While there’s lingering trepidation — small-bit influencers and mega-watt stars alike can be prone to putting their foot in their mouth — brands interested in capitalizing on the creator economy might just need to take the plunge and see how it shakes out.
“I guess you’re always nervous when you give your brand over to someone who’s just joining you for the first time,” said Michael Italia, head of social media and the digital content studio at Mars Wrigley, on a panel discussing the re-emergence of an old Starburst commercial on TikTok — a viral trend largely driven by the app’s creator community.
“You don’t exactly know where they’re gonna go with it … so there’s a level of trust indeed, as well as that apprehension,” Italia added. “But at the end of the day, they always kind of come through and they always make what their audience loves.”
As usual, Advertising Week was host not only to strategic insights, but also a flurry of announcements.
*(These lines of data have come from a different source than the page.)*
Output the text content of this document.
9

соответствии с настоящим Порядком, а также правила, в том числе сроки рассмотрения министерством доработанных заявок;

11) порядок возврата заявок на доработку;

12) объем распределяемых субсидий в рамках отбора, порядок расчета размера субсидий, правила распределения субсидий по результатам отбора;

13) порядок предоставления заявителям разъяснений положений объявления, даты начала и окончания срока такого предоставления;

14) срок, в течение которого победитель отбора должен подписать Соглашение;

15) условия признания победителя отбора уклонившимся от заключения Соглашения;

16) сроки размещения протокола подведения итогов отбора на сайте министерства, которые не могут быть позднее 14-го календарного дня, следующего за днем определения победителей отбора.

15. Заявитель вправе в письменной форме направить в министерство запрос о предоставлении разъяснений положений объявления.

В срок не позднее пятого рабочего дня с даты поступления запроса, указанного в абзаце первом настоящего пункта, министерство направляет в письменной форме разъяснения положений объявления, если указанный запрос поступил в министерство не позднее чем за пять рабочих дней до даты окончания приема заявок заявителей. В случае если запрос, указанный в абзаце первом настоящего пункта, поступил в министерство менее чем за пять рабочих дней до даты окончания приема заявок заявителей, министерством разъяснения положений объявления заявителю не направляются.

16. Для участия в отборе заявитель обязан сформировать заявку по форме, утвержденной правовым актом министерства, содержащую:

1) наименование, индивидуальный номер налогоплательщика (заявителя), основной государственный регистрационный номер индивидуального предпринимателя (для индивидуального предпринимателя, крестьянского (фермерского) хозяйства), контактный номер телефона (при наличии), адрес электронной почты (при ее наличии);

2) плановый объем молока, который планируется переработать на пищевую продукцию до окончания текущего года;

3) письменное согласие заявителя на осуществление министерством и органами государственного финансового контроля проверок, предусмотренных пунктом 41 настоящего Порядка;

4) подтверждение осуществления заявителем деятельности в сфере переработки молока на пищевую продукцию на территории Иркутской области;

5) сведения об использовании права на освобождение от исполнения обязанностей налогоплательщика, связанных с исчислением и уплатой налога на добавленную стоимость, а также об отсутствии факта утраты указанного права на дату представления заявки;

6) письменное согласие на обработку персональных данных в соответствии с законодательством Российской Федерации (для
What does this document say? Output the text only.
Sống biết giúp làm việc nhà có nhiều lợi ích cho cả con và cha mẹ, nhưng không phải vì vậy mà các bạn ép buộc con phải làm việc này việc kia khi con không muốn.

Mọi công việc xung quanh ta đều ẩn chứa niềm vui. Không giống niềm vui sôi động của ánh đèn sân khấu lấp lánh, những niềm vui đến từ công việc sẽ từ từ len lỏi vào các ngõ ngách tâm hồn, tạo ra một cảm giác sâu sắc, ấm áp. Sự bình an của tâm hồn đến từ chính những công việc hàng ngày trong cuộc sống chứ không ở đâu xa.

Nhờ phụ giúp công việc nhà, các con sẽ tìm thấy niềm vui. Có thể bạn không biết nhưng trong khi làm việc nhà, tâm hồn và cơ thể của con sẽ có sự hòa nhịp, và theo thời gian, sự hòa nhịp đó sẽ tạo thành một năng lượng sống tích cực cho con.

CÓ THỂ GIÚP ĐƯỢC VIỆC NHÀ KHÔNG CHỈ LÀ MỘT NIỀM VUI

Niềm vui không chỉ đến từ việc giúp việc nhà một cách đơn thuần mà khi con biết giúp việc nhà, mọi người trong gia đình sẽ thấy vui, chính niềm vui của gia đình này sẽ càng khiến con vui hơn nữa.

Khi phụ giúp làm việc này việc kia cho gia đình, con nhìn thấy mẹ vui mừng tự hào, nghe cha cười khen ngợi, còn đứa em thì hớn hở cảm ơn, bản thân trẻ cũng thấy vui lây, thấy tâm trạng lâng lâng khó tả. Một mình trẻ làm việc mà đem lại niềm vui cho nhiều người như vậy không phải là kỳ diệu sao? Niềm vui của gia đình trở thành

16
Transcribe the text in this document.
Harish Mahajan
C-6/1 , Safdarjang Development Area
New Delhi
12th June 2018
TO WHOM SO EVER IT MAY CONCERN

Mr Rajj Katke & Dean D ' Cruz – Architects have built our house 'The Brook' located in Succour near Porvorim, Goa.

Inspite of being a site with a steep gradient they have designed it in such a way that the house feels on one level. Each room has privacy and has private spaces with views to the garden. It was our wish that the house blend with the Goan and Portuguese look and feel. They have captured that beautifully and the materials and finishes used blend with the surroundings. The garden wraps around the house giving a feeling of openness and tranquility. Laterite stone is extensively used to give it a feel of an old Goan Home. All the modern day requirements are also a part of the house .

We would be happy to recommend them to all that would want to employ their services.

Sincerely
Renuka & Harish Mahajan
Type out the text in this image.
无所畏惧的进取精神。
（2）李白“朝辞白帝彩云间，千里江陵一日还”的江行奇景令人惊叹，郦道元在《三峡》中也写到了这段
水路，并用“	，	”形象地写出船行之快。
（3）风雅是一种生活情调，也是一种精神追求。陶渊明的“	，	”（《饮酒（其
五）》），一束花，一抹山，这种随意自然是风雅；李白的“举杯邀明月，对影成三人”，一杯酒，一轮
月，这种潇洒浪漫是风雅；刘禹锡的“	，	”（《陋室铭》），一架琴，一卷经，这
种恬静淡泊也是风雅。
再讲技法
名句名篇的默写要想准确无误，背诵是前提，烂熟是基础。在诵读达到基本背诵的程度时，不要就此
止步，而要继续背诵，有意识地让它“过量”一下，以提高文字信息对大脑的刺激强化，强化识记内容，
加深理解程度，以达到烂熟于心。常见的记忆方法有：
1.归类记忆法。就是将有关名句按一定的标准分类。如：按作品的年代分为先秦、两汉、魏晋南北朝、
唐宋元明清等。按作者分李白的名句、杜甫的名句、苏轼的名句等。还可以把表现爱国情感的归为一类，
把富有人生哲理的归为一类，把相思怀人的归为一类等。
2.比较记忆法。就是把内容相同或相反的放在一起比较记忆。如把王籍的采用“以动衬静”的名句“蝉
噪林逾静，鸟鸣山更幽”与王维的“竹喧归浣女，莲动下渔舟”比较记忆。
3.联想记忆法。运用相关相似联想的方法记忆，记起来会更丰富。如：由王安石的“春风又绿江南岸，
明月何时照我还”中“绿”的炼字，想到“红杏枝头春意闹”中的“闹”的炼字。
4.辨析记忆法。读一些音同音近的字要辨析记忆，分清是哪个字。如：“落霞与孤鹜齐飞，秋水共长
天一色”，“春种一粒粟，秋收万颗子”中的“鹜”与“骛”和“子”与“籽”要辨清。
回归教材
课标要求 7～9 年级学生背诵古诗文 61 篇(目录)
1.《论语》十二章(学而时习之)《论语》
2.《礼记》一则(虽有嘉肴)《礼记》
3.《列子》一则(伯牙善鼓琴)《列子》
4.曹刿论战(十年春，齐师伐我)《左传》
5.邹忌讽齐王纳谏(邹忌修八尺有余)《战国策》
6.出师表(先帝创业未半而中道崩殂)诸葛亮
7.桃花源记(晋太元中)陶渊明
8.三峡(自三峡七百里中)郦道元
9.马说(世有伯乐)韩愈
Nielsen, battered by controversies surrounding its measurement business, kicked off the show with its most extensive rebrand in ages; the grocery chain Kroger unveiled a private programmatic marketplace leaning on its troves of first-party shopper data.
“We’ve created more walls than ever before with the announcements of new ‘data first’ initiatives when no buyers are looking for more bifurcation…”
Head of investment and activation, Wavemaker
In the wake of cookie deprecation and the radical shift to digital media under the pandemic, such offerings have some marketers excited but might only serve as stopgaps in addressing digital’s current messiness.
“We continue to think everything is a one size fits all approach as an industry and we take little to no time of truly understanding each specific business challenges and how to solve them,” said Vinny Rinaldi, head of investment and activation at GroupM’s Wavemaker agency, in emailed post-show comments.
“We can no longer look at the ecosystem in a myopic way and we need to start thinking about diversification across the supply chain,” added Rinaldi. “We’ve created more walls than ever before with the announcements of new ‘data first’ initiatives when no buyers are looking for more bifurcation, we need tools and supply to solve a cross-channel distribution of how we buy media.”
As marketers come under greater pressure to clear these obstacles in the months ahead, one avenue holds promise: the chance for more face-to-face meetings to hash out the nitty-gritty details.
“At the end of the day, meeting people in-person and having that connection is always helpful, both for business but also on a personal level,” Xaxis’ Franco said.